Il giorno di Natale mi ha telefonato un mio ex alunno Innocenzo, adesso padre di famiglia, per farmi gli auguri e, tra le tante cose, mi ha detto:

“Professore, ricordo che a scuola ci raccontavate spesso la leggenda del Samurai che andò in Paradiso.

E ricordo che la raccontavate sempre quando qualcuno di noi non era stato egoista verso i suoi compagni. Non la ricordo bene, vi dispiace raccontarmela di nuovo?”

Certamente!

Eccola la leggenda del Samurai che andò in Paradiso.

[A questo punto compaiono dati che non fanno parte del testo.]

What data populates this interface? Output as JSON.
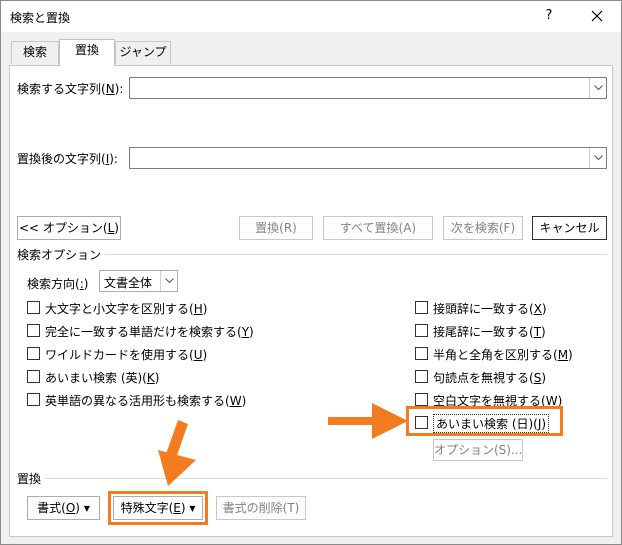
{
  "window": {
    "title": "検索と置換",
    "help_glyph": "?",
    "close_icon": "close-icon"
  },
  "tabs": [
    {
      "label": "検索",
      "active": false
    },
    {
      "label": "置換",
      "active": true
    },
    {
      "label": "ジャンプ",
      "active": false
    }
  ],
  "find": {
    "label_prefix": "検索する文字列(",
    "label_key": "N",
    "label_suffix": "):",
    "value": ""
  },
  "replace": {
    "label_prefix": "置換後の文字列(",
    "label_key": "I",
    "label_suffix": "):",
    "value": ""
  },
  "buttons": {
    "options_prefix": "<< オプション(",
    "options_key": "L",
    "options_suffix": ")",
    "replace": "置換(R)",
    "replace_all": "すべて置換(A)",
    "find_next": "次を検索(F)",
    "cancel": "キャンセル"
  },
  "search_options": {
    "title": "検索オプション",
    "direction_prefix": "検索方向(",
    "direction_key": ":",
    "direction_suffix": ")",
    "direction_value": "文書全体",
    "left": [
      {
        "prefix": "大文字と小文字を区別する(",
        "key": "H",
        "suffix": ")",
        "checked": false
      },
      {
        "prefix": "完全に一致する単語だけを検索する(",
        "key": "Y",
        "suffix": ")",
        "checked": false
      },
      {
        "prefix": "ワイルドカードを使用する(",
        "key": "U",
        "suffix": ")",
        "checked": false
      },
      {
        "prefix": "あいまい検索 (英)(",
        "key": "K",
        "suffix": ")",
        "checked": false
      },
      {
        "prefix": "英単語の異なる活用形も検索する(",
        "key": "W",
        "suffix": ")",
        "checked": false
      }
    ],
    "right": [
      {
        "prefix": "接頭辞に一致する(",
        "key": "X",
        "suffix": ")",
        "checked": false
      },
      {
        "prefix": "接尾辞に一致する(",
        "key": "T",
        "suffix": ")",
        "checked": false
      },
      {
        "prefix": "半角と全角を区別する(",
        "key": "M",
        "suffix": ")",
        "checked": false
      },
      {
        "prefix": "句読点を無視する(",
        "key": "S",
        "suffix": ")",
        "checked": false
      },
      {
        "prefix": "空白文字を無視する(",
        "key": "W",
        "suffix": ")",
        "checked": false
      },
      {
        "prefix": "あいまい検索 (日)(",
        "key": "J",
        "suffix": ")",
        "checked": false
      }
    ],
    "fuzzy_options_button": "オプション(S)..."
  },
  "replace_group": {
    "title": "置換",
    "format_prefix": "書式(",
    "format_key": "O",
    "format_suffix": ")",
    "special_prefix": "特殊文字(",
    "special_key": "E",
    "special_suffix": ")",
    "clear_format": "書式の削除(T)",
    "dropdown_glyph": "▾"
  },
  "highlight": {
    "color": "#f47c20"
  }
}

Dopo una lunga ed eroica vita, un valoroso samurai giunse nell’aldilà e fu destinato al paradiso. Era un tipo pieno di curiosità e chiese di poter dare prima un’occhiata anche all’inferno. Un angelo lo accontentò e lo condusse all’inferno. Si trovò in un vastissimo salone che aveva al centro una tavola imbandita con piatti colmi e pietanze succulente e di golosità inimmaginabili. Ma i commensali, che sedevano tutt’intorno, erano smunti, pallidi e scheletriti da far pietà.

“Com’è possibile?”, chiese il samurai alla sua guida. “Con tutto quel ben di Dio davanti!”.
“Vedi: quando arrivano qui, ricevono tutti due bastoncini, quelli che si usano come posate per mangiare, solo che sono lunghi più di un metro e devono essere rigorosamente impugnati all’estremità. Solo così possono portarsi il cibo alla bocca”.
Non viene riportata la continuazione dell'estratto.